The One Health Approach – Call for Cooperation

Conjoint health related trajectories, as outlined above, must, however, not only have negative effects as they also offer ample opportunities for combating multiple threats at the direct intersect of human, animal and environmental health, food safety and security. For instance, cancer triggered by environmental pollution might be detected at an early stage via animal health monitoring, as oncological cells spread at a higher speed in an animal's body with lower life expectancy than a human being's. Given the interwoven nature of human, animal and environmental health, medical doctors, veterinarians, environmental scientists, farmers as well as experts on food and pharmaceutical production have information beneficial and complementary to the knowledge of the others to share. A growing community of experts thus argues that today's health issues require to be dealt with from a holistic "One Health" perspective that acknowledges the systemic interconnections of human, animal and ecosystem health as an integrative management of risks and opportunities and especially engages the pharmaceutical and food industry.

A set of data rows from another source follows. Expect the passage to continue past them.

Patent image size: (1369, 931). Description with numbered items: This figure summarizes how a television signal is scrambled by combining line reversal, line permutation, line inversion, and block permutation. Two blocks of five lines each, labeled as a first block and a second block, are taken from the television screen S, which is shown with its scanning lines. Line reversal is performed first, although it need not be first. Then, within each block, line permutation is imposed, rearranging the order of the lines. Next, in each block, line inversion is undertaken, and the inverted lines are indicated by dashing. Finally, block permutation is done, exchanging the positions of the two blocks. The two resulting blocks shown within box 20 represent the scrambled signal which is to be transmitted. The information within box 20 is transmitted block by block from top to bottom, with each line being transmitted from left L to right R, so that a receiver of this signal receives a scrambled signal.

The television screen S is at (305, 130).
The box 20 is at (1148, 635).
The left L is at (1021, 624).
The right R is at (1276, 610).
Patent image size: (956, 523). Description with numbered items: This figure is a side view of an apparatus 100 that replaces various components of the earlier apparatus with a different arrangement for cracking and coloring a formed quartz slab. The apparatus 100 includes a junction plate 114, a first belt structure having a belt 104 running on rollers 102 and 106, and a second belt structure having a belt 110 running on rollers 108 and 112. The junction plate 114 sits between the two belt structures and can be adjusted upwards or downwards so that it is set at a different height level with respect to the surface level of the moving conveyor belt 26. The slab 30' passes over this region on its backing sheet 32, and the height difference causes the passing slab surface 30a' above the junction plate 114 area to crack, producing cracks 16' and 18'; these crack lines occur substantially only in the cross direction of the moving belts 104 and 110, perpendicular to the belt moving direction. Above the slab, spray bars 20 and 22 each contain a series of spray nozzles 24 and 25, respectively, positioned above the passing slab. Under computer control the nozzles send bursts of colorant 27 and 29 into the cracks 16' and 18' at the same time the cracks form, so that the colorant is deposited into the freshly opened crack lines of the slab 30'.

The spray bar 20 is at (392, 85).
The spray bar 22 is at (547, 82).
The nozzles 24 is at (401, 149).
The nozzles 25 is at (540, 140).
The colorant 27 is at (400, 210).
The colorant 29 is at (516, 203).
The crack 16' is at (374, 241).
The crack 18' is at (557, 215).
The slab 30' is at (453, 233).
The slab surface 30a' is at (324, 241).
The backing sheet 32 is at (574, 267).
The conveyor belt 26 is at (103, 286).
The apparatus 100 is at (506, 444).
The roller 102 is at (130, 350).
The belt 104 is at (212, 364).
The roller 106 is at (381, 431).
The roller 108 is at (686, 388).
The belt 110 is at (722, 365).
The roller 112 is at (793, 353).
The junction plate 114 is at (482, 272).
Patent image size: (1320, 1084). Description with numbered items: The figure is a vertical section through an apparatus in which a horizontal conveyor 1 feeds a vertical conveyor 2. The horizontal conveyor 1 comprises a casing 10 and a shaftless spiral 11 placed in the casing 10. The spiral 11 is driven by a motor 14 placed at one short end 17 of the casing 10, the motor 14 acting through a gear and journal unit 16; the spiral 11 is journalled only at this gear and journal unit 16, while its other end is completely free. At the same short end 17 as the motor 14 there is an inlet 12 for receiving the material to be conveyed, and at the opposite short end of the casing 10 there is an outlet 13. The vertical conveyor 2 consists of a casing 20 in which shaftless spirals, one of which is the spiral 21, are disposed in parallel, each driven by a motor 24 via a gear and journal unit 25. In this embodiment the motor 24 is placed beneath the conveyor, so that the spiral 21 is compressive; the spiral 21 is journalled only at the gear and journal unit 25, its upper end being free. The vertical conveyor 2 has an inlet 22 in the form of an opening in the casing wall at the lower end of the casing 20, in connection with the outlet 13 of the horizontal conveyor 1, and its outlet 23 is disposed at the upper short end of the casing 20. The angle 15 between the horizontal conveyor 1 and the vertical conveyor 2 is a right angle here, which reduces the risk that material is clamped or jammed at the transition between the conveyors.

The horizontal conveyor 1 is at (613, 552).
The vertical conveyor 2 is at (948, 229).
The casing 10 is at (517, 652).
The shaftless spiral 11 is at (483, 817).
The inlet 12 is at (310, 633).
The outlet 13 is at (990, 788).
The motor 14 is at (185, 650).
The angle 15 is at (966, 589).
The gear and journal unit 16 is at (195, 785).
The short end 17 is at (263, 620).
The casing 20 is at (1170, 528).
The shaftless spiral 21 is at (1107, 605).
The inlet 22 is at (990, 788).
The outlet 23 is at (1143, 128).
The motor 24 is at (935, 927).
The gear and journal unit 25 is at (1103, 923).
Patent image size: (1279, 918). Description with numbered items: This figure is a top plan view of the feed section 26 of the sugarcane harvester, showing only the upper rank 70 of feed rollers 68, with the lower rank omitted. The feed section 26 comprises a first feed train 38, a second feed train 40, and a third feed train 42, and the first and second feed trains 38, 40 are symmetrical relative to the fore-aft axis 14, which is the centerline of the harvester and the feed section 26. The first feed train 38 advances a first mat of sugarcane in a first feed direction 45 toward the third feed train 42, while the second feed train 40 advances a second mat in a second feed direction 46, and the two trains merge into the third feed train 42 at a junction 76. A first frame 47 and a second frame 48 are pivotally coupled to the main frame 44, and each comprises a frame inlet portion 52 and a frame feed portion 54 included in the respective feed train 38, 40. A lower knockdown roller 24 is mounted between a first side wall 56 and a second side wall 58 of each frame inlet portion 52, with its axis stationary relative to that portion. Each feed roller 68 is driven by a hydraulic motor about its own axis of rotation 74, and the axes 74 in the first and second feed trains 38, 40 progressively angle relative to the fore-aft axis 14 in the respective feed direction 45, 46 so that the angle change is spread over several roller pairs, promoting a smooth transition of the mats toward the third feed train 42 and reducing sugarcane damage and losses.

Combining One Health and Integrative Risk Management

The Global Risk Forum GRF Davos actively promotes and fosters a multi-hazards and multi-disciplines approach for enhanced and overall risk reduction and crisis management that integrates prevention, intervention and recovery measures along the whole risk cycle. The One Health approach as outlined above asks for more, better and closer cooperation between the many actors and agents in these fields, and aims to strengthen an integrative risk management approach to save lives and livelihoods, improve public health and reduce costs. Only an integrative and holistic strategy and methodology will provide added value and allow for sustainably managing today's manifold, complex and interdependent risks opposed to health and welfare.

GRF One Health Summit 2012 – Towards the “Davos One Health Action Plan”

The envisaged outcomes of the GRF One Health Summit 2012 are to further explore, advance and agree on the need for a global integrative One Health approach, to advocate and mobilize resources for closer cooperation between regions, disciplines, sectors and the growing variety of stakeholders, to investigate the need for a global subsidiarity principle and to promote enhanced PPP-models. The conference shall end by approving the Davos One Health Action Plan, which shall pinpoint ways on how to achieve added value by multi-sectorial and multi-stakeholder cooperation.